Abstract

Background

despite the approval of pulmonary arterial hypertension (PAH) specific therapies, bilateral lung transplantation (LT) remains the therapeutic option of choice for patients that fail to reach an adequate clinical and hemodynamic response on maximal medical therapy.

Methods

we describe the survival of transplant recipients (TR) patients in comparison to not-transplanted (NT) patients in a single tertiary PAH centre. We included patients with Group 1 PAH and non-operable CTEPH who were listed for lung transplantation at our Centre from January 1999 to February 2022. The survival of NT, TR and of all listed patients was evaluated starting from the date of listing (patients were censored as alive at the time of LT in the intention to treat analysis). The survival of TR was also evaluated starting from the date of the LT. Kaplan Meier curves and log rank test were used for survival analysis. Data are expressed as median (interquartile range).

Results

141 patients were included (80% had Group 1 PAH). Fifty-eight (41%) patients were transplanted, after a mean waiting time of 17 (5-36) months.
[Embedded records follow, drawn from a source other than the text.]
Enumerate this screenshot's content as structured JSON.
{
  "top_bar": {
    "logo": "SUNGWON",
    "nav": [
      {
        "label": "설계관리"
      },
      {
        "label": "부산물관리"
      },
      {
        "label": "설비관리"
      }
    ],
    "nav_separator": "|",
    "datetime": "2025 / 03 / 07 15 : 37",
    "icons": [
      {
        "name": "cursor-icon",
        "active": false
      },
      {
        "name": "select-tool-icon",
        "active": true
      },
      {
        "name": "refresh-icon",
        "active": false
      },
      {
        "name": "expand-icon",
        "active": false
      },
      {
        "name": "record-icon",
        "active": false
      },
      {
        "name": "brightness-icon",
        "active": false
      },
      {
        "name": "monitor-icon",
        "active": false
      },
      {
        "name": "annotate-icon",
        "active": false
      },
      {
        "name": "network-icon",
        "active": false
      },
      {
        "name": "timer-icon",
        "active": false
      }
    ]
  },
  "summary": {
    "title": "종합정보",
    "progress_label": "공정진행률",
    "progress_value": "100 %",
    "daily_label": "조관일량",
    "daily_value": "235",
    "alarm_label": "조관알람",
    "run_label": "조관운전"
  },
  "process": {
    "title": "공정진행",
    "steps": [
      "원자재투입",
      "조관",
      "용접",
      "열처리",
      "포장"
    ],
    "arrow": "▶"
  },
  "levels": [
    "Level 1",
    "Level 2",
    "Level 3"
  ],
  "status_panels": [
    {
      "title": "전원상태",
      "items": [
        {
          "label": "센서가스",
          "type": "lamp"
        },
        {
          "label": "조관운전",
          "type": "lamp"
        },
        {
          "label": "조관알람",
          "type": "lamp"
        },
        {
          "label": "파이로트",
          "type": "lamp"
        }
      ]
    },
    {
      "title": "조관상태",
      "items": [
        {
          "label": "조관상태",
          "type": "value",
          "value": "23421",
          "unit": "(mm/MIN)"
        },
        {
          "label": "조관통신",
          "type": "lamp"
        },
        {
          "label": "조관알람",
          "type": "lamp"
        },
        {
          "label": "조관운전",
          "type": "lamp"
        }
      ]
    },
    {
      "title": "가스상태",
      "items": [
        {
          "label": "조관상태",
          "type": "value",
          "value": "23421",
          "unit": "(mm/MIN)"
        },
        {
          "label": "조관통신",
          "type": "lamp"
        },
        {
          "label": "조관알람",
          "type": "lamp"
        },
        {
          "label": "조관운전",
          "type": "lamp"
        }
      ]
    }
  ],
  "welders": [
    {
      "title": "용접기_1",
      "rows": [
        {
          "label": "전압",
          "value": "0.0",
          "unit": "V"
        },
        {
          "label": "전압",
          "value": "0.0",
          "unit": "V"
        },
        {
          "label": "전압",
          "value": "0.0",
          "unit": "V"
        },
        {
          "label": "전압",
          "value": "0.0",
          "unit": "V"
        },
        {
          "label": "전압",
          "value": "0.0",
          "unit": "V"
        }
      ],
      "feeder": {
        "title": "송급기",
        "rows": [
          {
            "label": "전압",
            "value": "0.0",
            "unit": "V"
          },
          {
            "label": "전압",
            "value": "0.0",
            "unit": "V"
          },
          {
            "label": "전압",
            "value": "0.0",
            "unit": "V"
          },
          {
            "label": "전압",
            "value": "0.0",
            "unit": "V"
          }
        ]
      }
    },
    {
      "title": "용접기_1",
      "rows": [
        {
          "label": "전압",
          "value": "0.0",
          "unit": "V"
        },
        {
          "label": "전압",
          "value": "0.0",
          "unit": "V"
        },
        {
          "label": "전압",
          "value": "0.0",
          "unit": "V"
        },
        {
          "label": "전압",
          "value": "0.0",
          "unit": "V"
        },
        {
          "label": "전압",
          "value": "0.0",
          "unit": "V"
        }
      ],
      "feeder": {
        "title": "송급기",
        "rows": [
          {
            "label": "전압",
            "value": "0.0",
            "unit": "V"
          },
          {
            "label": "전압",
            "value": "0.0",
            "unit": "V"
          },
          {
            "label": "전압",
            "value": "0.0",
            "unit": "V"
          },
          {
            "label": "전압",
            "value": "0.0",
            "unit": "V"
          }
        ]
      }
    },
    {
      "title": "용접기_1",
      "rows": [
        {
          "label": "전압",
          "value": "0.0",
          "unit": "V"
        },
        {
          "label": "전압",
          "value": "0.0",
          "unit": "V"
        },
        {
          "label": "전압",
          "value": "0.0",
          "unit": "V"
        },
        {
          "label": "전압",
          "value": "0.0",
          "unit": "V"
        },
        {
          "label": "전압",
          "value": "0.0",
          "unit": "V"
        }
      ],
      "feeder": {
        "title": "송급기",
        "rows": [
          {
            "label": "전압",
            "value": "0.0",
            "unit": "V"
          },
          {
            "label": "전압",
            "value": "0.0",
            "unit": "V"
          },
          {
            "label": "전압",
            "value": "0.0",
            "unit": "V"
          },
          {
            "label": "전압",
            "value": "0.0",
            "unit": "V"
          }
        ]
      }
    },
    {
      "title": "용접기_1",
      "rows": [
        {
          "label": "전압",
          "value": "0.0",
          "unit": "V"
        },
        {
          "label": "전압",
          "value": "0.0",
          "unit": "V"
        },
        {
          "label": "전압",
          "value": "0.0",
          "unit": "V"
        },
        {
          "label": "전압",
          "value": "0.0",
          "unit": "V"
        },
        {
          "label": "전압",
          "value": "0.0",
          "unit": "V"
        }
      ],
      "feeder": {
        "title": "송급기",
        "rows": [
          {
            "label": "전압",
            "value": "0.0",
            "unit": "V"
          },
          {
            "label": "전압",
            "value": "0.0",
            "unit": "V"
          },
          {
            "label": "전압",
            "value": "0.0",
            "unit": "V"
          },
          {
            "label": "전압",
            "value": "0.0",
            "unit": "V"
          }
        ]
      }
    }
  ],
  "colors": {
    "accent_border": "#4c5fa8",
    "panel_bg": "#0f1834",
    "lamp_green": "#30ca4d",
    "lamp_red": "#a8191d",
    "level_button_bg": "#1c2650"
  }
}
Of the 83 NT patients 53 (38%) died while on the list and 30 (21%) were alive on the list up to February 2022. The survival of all patients since listing (intention to treat analysis) at 1, 3 and 5 years was 83%, 54%, 45% respectively. The survival of TR at 1, 3, 5 and 10 years since transplantation was 67%, 65%, 62% and 57% respectively. When comparing, NT and TR patients’ survival since listing, TR patients had a better survival than NT patients [survival at 1, 3 and 5 years of 88%, 72% and 66% vs 73%, 42% e 34% for TR and NT patients, respectively (p= 0.0002)].

Conclusions

our experience demonstrated that TR's survival at our center is in line with principal European national registries and confirmed that the risk of death in the first-year post-transplant is higher for patients with pulmonary hypertension than it is for other diseases which might require LT. Finally, our study showed that the prognosis of patients listed is extremely poor and that, despite biases in the comparison of non-randomized groups, survival of TR is better than the one of NT patients.